Une nouvelle recherche révèle que les bains de froid après un effort physique intense n’apportent pas les bienfaits escomptés pour la récupération musculaire chez les femmes.
Un nouvel article examine pour la première fois la récupération musculaire chez les femmes après un effort intense. Les plongeons dans l’eau froide sont à la mode, mais cette étude remet en question cette tendance.
Selon l’analyse publiée le 7 mai dans la revue PLOS One, les femmes ayant participé à des bains froids après un exercice intense n’ont pas connu une meilleure récupération musculaire que celles qui n’en ont pas bénéficié, et même les bains chauds n’ont pas montré d’avantages.
L’étude a impliqué 30 femmes d’une moyenne d’âge de 23 ans, qui ont effectué cinq séries de 20 sauts sur une boîte de hauteur équivalente à celle des cuisses, un exercice exigeant qui consiste à sauter d’une plateforme et à rebondir immédiatement au sol.
Après l’entraînement, les participantes ont suivi l’un de trois protocoles de récupération :
- Plongée de 10 minutes dans de l’eau à 10 °C
- Plongée de 10 minutes dans de l’eau à 40 °C
- Sans baignade (groupe témoin)
Deux immersions ont eu lieu : la première juste après l’exercice et la seconde deux heures plus tard.

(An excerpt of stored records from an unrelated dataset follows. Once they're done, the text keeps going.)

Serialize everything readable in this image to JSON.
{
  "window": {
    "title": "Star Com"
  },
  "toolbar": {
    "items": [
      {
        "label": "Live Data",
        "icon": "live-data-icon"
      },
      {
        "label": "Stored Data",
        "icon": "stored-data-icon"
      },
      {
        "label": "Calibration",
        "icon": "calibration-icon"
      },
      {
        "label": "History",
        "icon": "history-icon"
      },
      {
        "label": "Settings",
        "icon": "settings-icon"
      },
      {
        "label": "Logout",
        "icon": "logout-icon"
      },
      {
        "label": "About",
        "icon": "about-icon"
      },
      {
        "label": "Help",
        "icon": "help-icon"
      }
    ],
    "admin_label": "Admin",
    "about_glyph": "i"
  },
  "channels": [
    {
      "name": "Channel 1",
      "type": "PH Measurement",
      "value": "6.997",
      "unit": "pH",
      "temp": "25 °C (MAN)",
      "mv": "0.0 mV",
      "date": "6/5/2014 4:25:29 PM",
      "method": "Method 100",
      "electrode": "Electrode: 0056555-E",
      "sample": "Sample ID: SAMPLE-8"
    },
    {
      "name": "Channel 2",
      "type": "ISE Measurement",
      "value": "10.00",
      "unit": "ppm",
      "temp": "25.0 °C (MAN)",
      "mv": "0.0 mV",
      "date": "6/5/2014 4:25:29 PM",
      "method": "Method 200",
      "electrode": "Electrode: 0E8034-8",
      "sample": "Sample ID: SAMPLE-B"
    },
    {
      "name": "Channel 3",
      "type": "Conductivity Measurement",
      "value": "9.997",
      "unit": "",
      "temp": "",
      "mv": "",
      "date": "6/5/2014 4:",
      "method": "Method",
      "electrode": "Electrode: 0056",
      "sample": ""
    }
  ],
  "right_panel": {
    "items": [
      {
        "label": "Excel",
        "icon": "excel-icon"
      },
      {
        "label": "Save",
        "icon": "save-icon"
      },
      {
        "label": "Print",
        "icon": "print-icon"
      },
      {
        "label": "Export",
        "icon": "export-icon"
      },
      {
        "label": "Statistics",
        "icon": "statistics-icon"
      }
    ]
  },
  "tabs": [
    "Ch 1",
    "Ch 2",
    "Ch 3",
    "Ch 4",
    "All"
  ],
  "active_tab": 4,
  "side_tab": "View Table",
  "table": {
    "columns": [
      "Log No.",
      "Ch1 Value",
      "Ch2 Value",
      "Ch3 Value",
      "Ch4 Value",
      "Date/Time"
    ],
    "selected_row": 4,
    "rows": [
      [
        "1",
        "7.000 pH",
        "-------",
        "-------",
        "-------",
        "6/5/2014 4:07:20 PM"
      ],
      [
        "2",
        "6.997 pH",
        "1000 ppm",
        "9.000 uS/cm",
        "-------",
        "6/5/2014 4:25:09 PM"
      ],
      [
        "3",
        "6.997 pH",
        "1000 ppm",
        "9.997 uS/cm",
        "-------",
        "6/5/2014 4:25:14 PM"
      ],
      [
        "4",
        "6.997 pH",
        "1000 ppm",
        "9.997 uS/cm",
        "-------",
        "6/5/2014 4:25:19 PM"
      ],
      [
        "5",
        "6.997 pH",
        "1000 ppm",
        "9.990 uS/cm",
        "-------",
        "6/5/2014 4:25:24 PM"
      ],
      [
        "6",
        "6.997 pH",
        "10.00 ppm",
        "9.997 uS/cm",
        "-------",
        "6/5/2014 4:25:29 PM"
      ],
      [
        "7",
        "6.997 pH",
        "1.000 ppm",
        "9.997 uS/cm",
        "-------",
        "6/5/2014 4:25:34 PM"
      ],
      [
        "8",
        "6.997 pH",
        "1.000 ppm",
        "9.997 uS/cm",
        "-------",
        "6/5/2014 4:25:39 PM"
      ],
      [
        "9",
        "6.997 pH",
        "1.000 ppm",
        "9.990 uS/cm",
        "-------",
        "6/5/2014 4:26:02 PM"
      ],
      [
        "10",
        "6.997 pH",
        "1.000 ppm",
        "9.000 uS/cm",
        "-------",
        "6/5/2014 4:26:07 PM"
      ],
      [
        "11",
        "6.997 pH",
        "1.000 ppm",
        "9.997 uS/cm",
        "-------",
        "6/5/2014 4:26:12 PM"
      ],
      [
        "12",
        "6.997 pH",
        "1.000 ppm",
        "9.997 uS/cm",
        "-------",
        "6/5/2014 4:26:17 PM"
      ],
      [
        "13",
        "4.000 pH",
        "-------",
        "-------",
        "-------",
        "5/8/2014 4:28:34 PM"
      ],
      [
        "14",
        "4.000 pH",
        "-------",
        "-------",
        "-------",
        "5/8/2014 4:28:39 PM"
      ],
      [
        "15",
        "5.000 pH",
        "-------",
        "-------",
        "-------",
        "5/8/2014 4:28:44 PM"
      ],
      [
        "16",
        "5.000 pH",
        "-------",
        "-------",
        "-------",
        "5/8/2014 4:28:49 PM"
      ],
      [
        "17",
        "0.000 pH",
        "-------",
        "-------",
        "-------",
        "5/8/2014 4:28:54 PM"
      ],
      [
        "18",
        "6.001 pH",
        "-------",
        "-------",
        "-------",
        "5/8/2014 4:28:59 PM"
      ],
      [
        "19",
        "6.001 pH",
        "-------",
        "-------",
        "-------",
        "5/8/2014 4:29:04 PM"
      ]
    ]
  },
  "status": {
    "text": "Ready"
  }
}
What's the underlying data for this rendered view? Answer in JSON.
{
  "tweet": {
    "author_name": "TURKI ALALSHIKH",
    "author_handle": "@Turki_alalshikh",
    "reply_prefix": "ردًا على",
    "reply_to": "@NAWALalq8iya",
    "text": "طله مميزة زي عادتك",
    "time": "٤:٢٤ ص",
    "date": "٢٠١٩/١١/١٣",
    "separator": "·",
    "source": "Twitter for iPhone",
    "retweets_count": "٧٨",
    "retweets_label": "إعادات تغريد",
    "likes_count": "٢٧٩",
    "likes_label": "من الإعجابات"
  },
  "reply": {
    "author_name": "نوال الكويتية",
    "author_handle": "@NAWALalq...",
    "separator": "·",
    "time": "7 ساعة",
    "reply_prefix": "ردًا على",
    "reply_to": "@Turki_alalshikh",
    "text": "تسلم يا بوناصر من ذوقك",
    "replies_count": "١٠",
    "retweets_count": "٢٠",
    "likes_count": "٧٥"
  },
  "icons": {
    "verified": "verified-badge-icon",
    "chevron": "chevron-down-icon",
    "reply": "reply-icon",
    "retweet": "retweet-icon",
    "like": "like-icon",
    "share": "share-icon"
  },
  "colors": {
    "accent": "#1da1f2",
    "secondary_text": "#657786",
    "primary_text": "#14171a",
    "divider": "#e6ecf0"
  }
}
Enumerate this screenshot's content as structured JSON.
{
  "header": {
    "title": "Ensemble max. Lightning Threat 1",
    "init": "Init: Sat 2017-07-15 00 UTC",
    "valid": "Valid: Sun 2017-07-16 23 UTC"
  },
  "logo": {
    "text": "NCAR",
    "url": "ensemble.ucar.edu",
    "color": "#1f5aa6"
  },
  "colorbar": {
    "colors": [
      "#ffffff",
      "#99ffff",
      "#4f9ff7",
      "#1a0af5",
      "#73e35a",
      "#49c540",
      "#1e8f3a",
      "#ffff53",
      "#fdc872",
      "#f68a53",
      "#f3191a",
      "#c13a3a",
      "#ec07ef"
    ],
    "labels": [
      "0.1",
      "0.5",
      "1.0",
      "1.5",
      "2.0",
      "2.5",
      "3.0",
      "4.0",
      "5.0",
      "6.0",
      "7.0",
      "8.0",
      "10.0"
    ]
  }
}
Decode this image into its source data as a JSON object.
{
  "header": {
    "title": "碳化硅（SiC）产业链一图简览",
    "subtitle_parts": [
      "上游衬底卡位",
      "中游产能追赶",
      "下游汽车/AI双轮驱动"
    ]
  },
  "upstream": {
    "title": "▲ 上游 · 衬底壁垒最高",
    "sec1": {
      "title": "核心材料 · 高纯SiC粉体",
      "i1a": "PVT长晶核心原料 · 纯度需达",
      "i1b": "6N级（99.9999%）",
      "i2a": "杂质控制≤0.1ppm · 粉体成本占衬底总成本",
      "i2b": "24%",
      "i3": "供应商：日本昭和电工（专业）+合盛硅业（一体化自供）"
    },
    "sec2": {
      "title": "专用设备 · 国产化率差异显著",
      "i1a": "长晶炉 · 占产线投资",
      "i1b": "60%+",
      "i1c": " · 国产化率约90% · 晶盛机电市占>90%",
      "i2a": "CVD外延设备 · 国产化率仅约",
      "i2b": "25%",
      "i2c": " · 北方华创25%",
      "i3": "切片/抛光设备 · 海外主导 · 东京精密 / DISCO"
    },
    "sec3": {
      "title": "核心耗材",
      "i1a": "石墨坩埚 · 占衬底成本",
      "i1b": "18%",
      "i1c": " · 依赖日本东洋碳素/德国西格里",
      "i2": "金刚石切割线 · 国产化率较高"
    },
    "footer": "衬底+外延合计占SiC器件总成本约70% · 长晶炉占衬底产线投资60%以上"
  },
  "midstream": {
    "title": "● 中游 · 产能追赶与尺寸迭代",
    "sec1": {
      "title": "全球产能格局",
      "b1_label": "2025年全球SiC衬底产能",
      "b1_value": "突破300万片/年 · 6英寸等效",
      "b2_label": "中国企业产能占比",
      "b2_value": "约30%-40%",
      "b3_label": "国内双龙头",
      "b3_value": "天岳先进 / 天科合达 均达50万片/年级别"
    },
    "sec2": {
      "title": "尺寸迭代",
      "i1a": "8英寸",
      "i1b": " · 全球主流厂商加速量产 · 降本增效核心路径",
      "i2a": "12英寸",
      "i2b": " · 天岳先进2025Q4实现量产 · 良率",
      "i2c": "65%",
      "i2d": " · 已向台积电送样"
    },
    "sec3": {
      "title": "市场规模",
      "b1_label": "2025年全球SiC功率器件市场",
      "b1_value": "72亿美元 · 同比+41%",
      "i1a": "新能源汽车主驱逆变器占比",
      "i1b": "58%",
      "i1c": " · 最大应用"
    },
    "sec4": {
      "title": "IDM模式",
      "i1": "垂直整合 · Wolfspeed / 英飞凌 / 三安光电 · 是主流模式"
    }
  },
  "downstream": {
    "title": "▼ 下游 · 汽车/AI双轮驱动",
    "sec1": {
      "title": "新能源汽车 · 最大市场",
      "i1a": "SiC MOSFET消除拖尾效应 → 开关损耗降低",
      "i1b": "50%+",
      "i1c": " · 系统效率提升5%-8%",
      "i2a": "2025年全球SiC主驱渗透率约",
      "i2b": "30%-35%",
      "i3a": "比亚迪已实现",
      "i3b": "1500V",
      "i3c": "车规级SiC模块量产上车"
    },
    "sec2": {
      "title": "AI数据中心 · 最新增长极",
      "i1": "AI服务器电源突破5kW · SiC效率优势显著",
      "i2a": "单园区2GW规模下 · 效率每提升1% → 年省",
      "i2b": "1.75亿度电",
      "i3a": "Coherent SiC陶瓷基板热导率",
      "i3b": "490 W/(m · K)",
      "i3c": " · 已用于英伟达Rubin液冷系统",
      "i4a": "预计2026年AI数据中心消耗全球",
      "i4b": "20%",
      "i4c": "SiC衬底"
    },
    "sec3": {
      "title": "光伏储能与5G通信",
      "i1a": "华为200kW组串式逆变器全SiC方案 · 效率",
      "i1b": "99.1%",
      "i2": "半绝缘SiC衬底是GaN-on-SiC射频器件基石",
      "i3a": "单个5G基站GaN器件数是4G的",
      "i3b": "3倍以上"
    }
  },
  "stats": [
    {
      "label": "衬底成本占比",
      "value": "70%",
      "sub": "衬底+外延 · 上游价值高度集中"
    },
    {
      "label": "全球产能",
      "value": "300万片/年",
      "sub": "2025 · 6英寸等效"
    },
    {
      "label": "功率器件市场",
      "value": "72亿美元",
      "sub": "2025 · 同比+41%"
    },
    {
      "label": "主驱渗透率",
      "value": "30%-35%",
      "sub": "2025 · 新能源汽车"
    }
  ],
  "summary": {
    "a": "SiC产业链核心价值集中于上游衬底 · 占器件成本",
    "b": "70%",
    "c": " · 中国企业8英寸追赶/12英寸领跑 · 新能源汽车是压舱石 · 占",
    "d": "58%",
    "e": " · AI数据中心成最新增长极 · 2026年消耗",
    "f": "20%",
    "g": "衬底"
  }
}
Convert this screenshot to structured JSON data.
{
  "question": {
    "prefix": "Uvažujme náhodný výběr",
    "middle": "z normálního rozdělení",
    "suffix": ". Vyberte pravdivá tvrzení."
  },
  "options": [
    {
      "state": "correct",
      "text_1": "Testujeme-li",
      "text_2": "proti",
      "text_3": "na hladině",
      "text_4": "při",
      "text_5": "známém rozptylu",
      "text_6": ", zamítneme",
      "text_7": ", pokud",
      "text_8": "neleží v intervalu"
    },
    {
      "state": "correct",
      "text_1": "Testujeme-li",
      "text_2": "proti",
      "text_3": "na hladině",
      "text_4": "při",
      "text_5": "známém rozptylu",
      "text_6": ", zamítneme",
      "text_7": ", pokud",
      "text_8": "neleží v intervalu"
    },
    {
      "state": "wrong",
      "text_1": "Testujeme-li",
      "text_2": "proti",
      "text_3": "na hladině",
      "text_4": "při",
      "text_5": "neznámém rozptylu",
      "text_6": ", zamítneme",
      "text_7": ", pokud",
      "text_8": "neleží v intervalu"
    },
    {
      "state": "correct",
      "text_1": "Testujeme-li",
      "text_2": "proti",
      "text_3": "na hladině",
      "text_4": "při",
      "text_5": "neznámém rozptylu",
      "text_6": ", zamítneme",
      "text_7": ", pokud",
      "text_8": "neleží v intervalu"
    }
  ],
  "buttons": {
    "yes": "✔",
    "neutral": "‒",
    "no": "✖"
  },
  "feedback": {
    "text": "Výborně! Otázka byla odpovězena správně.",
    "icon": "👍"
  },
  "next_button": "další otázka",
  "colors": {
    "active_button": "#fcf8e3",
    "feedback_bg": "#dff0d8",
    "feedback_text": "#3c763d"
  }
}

La récupération a été évaluée au cours des trois jours suivants, en utilisant des tests de force musculaire, d’inconfort, de gonflement et de niveaux de créatine kinase (un indicateur de blessure musculaire dans le sang).
Résultat : aucune différence significative entre les groupes. Ni l’eau froide ni l’eau chaude n’ont amélioré la force, ni réduit la douleur ou le gonflement musculaire par rapport au groupe témoin.
Il s’agit de l’un des rares travaux portant spécifiquement sur les femmes, la majorité des recherches antérieures ayant été menées sur des hommes. Même dans ces cas, les résultats sont jugés inconclusifs, selon Vanessa Wellauer, spécialiste en réhabilitation et exercice physique à l’Université des Sciences Appliquées et des Arts de Suisse.
Malgré ces données claires, Wellauer souligne que des facteurs psychologiques — tels que la sensation de soulagement, de fraîcheur ou de motivation — pourraient influencer positivement la perception de la récupération.
Ainsi, même en l’absence d’effets physiques prouvés, le bénéfice subjectif justifie encore la pratique pour certains athlètes.